What makes these folks the best is that they’ve trimmed hope from their strategies. They do that using systems.

Let’s define what a sales system is, so as you dive into the resources here, you’ll have an expert’s insight into what makes a system different from the processes you’ve been learning. Because we’ll be ‘trimming’ hope from your sales strategy, it’s only fitting that we use the acronym ‘TRIM’ to define this powerful method.

Here are the things that make a sales system a ‘system’ instead of a process or tactic:

T – Trigger: Every sales system must have a ‘trigger’, or some external event that brings the system into play. Whether it’s researching a prospect, launching them into a sales campaign, prepping for a sales meeting, conducting a discovery session or issuing a proposal, Bulletproof systems are linked to external events in sales cycles. It’s imperative that a sales system be tied to one or more triggering events so a salesperson knows to launch the system on a prospect’s account.

Once a trigger event has occurred, systems can be automated to run within CRMs, contact databases or manually fired on a prospect’s account so the salesperson can execute its steps. Regardless, if a system does not have a trigger event associated with it, its likelihood of being used will be minimal.

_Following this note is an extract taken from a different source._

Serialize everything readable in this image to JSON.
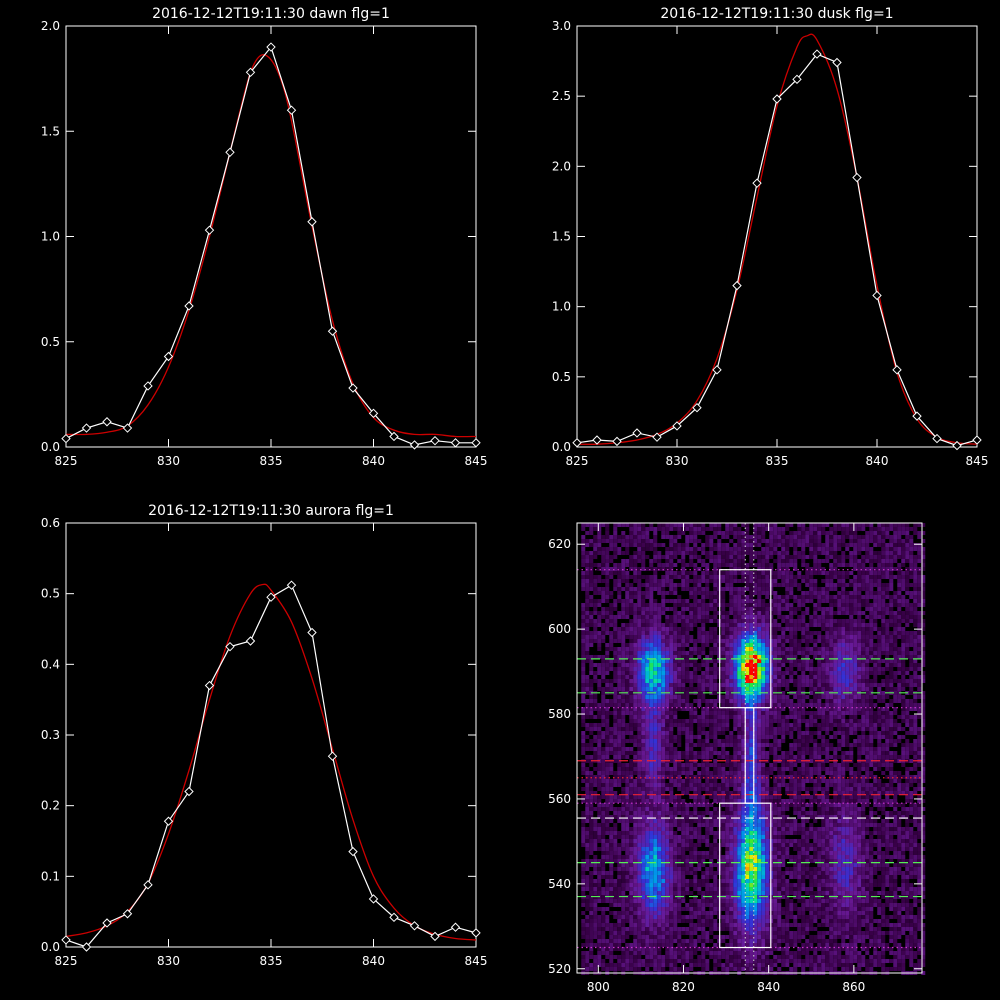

R – Repeatable: A system that’s not repeatable isn’t a system, it’s a fluke. One of the most critical and often overlooked part of systems is that they’re repeatable. A repeatable system is not dependent on a salesperson having to remember the dozens of best practices they and their teams picked up. Rather, it can be called upon, implemented, and be used by any salesperson with access to it. This is why housing systems within the company CRM is a topic we touch on multiple times with every team we teach Bulletproof Selling to.

I – Improvable: One of the key differences between a Bulletproof sales system and a process is that most sales processes are static. Once they’re created, salespeople are expected to use them until they’re told to stop – although we’ve rarely found salespeople are held accountable to use the processes they’re provided with. Bulletproof sales systems are based on those used in the most dangerous and challenging places on earth – combat zones.

In those environments, everyone is invested in innovating as quickly as possible, so static processes don’t last long. When an opponent changes their tactics, the teams I studied had to update their own systems in order to stay alive. As economic changes, pandemics or a new generation of salespeople and prospects enter the scene, it’s critical that systems be regularly re-examined and updated to adapt to changes in prospect behavior, industry growth/decline and or course the effects of a pandemic.

M – Measurable: First, sales leaders must be able to measure how many times any given system is being used across their teams. While this doesn’t have to be actively tracked in the same way that deal conversion and time-to-close ratios are, it is important that sales leaders have the ability to monitor whether salespeople are using the systems everyone has invested time in creating.

For instance, if a campaign is created for ‘cold’ prospects, sales leaders need to be able to measure how many prospects that campaign was actually used with. If salespeople didn’t use the campaign system, we know we have a coaching problem. If the system was used on every new prospect entering our pipelines and we aren’t happy with the results, we know we need to modify the system and improve it.

By ensuring you’re ‘TRIMming’ hope from your sales strategy, you can ensure your sales are getting better each and every week – it’s the first step to ensuring you make your selling Bulletproof.